Published 5:00 am Tuesday, February 27, 2024
- Campaign finance
Oregon is one of five states where basically anything goes in campaign finance. There are no limits on what a candidate can accept from a corporation, an individual, a political group, a union.
In this short session, legislators, labor and business groups have been working quickly to try to pass some sort of campaign finance law to head off a battle between two campaign finance ballot measures in November. But their remedy, House Bill 4024, has some serious ills of its own.
If candidates are still getting six-figure checks in Oregon, it wouldn’t be much of a campaign finance reform.
If minor parties can only give half as much to candidates as major parties, it wouldn’t be a very fair campaign finance reform.
If $25,000 can be given to a multi-candidate committee and there is not much of a limit on multi-candidate committees, it would not be much of a campaign finance reform.

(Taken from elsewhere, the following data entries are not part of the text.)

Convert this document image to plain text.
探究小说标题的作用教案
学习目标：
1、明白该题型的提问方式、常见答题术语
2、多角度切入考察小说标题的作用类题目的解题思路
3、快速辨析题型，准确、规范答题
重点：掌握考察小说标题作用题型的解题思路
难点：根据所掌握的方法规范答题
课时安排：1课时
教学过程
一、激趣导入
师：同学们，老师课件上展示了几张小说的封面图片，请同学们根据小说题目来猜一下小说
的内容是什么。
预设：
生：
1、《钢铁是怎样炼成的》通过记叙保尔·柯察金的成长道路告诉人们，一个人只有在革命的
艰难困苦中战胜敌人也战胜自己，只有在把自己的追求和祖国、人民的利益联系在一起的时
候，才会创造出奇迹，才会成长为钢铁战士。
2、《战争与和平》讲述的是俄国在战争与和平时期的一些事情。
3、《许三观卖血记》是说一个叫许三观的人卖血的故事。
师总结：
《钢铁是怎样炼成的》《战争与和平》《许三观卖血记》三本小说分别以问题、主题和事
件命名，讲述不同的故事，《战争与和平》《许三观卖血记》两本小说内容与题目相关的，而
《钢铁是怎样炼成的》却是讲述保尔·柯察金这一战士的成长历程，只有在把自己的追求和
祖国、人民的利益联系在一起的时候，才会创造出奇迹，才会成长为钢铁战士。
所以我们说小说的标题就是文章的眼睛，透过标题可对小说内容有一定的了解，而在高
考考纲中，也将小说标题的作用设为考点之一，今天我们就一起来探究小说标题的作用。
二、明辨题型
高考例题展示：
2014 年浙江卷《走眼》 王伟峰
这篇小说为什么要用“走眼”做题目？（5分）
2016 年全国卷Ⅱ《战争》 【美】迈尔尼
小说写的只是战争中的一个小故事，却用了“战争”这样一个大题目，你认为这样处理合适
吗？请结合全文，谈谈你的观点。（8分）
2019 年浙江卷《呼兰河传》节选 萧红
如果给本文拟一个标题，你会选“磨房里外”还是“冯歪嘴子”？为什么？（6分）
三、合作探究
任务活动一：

If organizations handing out donations can be nominally controlled by a different individual but the funding can still come from the same source, it would not be much of a campaign finance reform.
And there are more flaws than that in HB 4024. Check out Dan Meek’s testimony at tinyurl.com/Meektestimony. He identified those others, as well.
Legislators could pass the bill and tweak it over the years to try to improve it. But they should at least first try to make the loopholes tighter.
The critical loophole that no Oregon bill can hope to control are independent expenditures. The U.S. Supreme Court held 5-4 in the Citizens United decision that those cannot be limited by government. So limits Oregon puts in place — whether they be well designed or poorly designed — may increase the strength of independent expenditures.